The upper-right panel shows the in-party vote as a function of the between-conventions vote division. The prediction tightens, as the correlation zooms from 0.77 (panel 1) to 0.87 (panel 2) in just a few short weeks. This shows that the first (out-party) convention produces real learning on the part of the voters of the sort that survives to Election Day.21 Still, the out-party gain is usually offset by the impact of the second convention, as the in-party usually outperforms its between-conventions polls on Election Day (see the positive intercept in table 5.2).
The bottom panel of figure 5.13 shows the in-party vote as a function of the post-convention polls, measured the second week after the final convention as in chapter 4. The slope now steepens as the variance of the polls compresses from the between-conventions to post-convention periods. And the inflation of the out-party vote evident between the convention vanishes. (In table 5.2, the intercept returns to near zero.) The polls-vote correlation grows no further between the periods.22
Thus, consistent with all expectations, the vote division first shifts toward the out-party after its convention and then back toward the in-party after its event. In effect, the conventions produce substantial bounces. It should be emphasized that the net convention effect is more of a bump than a bounce for the party that walks away from the conventions with the net vote advantage. We saw in chapter 4 that the party that increased its vote support from pre- to post-conventions on average gains 5.2 percent of the vote, a margin that persisted to the final polls. Here, we note that this gain persists and actually increases slightly (to 5.5 percent) by Election Day.23 When a candidate leaves the convention season with a net gain in the polls, the gain persists not only in subsequent polls (as shown in chap. 4). It persists to Election Day.
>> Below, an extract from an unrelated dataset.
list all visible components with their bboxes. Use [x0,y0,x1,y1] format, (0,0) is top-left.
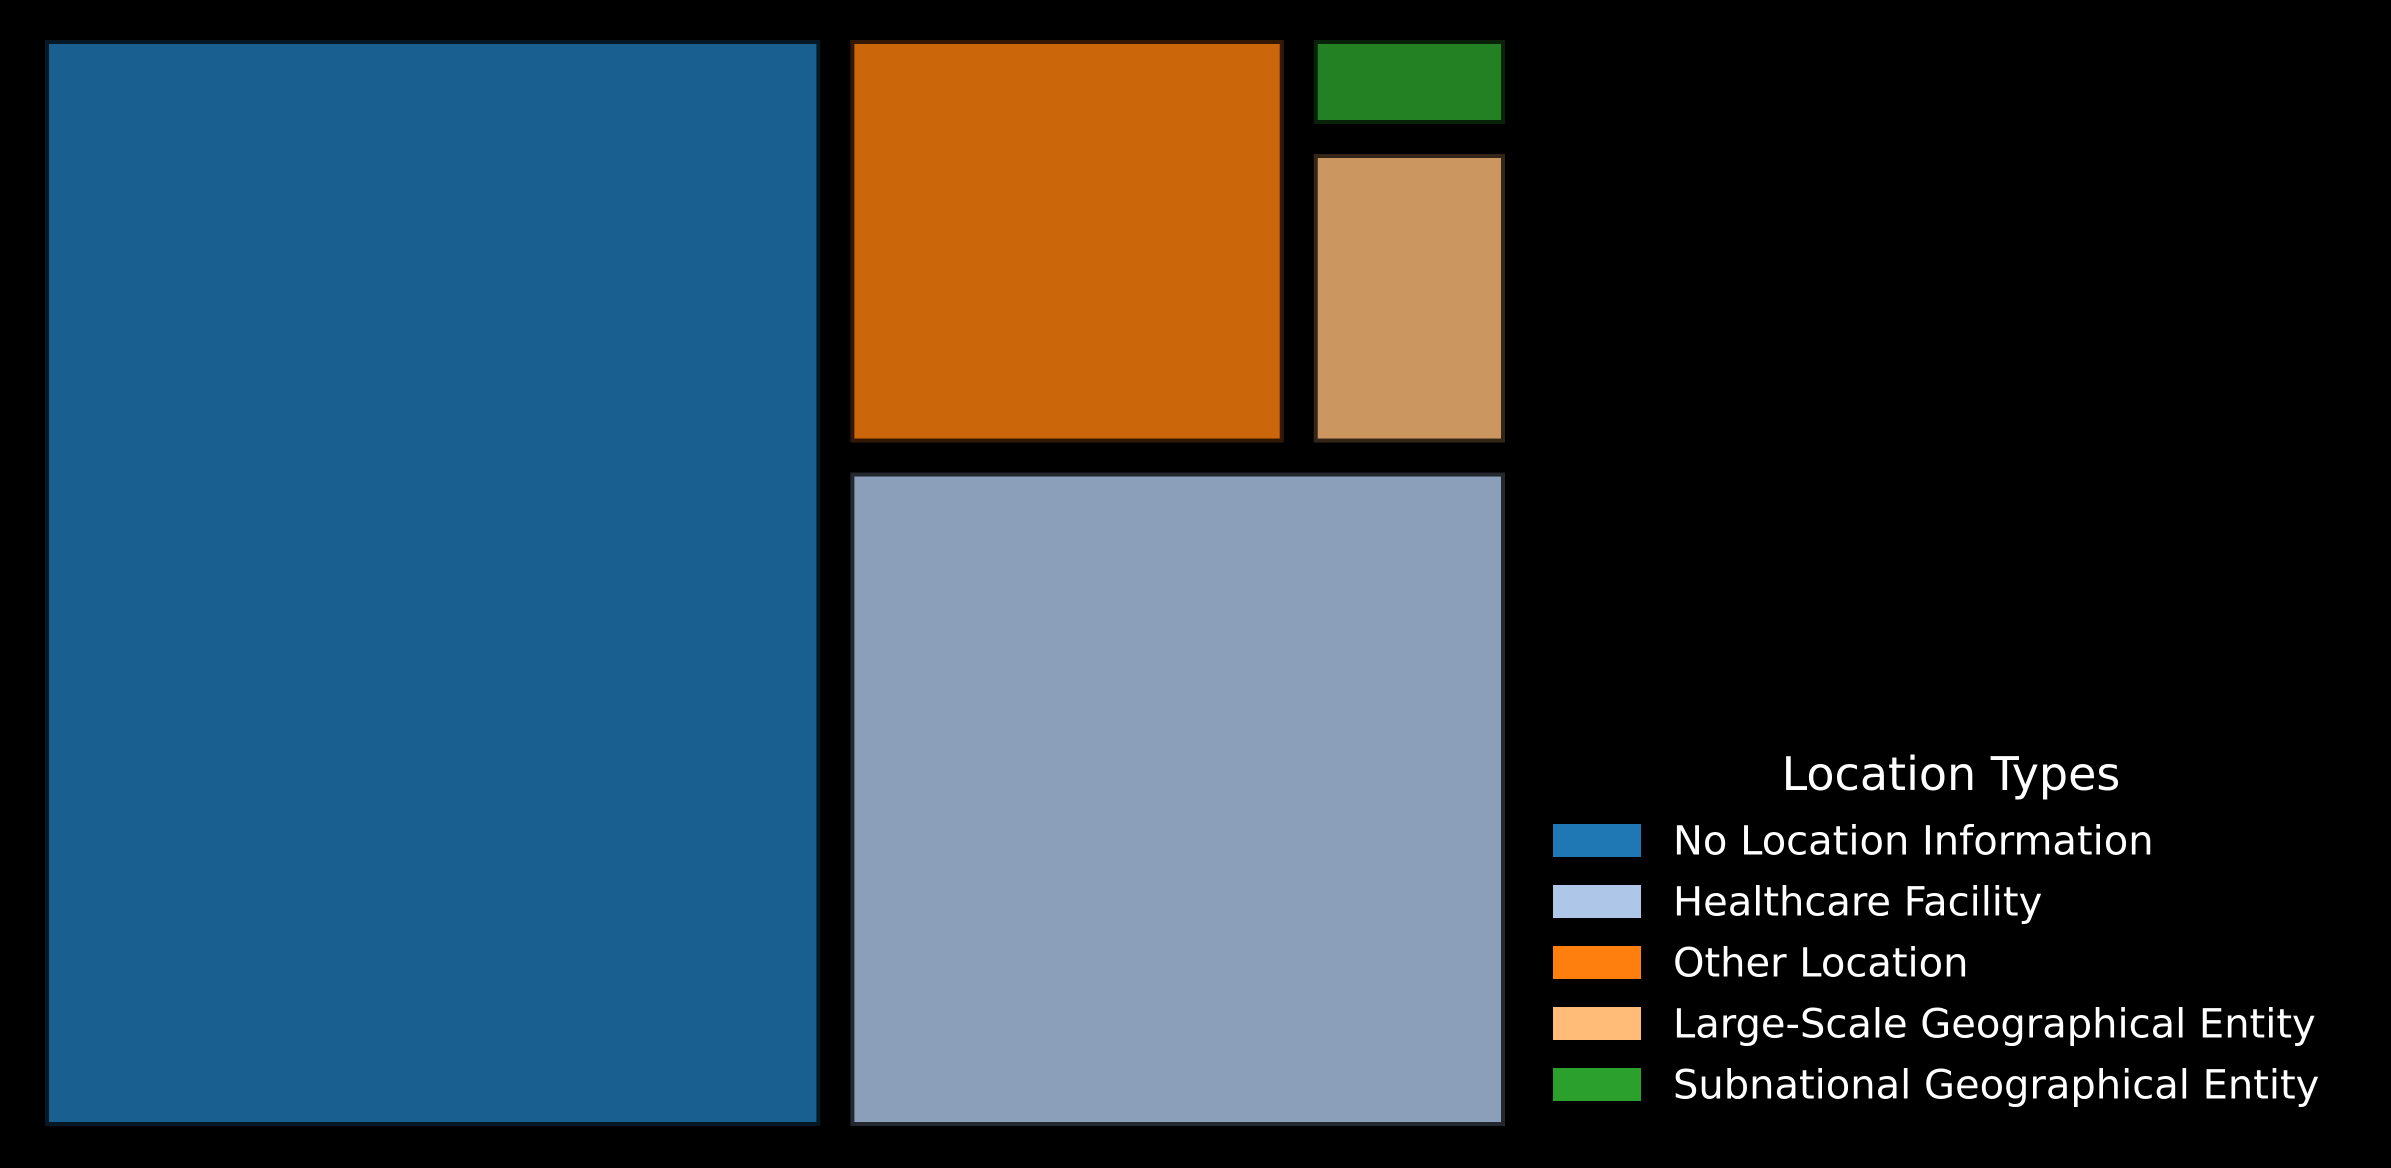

This chapter has documented the relationship between the vote division throughout the election year and the Election Day vote. At the beginning of the year, vote intentions tell us little about the final outcome. Rapid learning takes place during the presidential primary season and, by the end of the nomination process, the electorate’s preferences begin to take shape. They still are only half-formed at this point in time. The conventions stimulate further learning, and preferences are largely crystallized entering the general election campaign. Surprisingly little changes from the conventions to the final week of the campaign. At that point we observe the last minute shifts from trial-heat polls to the vote, described at the outset of this chapter.
Along the way of our analysis, we have distinguished between the long-term component of the vote—the permanent accumulation of electoral shocks—and the ephemeral short-term variation around it. The latter may be of little significance except at the very end of the campaign. The former clearly evolves over the election year.
It is striking that in early January (300 days until the election), the reported vote intentions in trial-heat polls vary quite a bit from one election year to another, yet do a poor job of predicting the Election Day vote. On the basis of our analysis, the events that influence aggregate electoral preferences before the election year even begins must have no real impact on the Election Day result. Since they ultimately do not predict the vote, they are short-lived, and do not stand the test of time.
Meanwhile, as the election year begins, the fundamental forces of the campaign are beginning to take shape. Left to be discussed is the nature of the fundamental forces that drive this long-term component of the vote in each presidential election. That is the focus of the next chapter.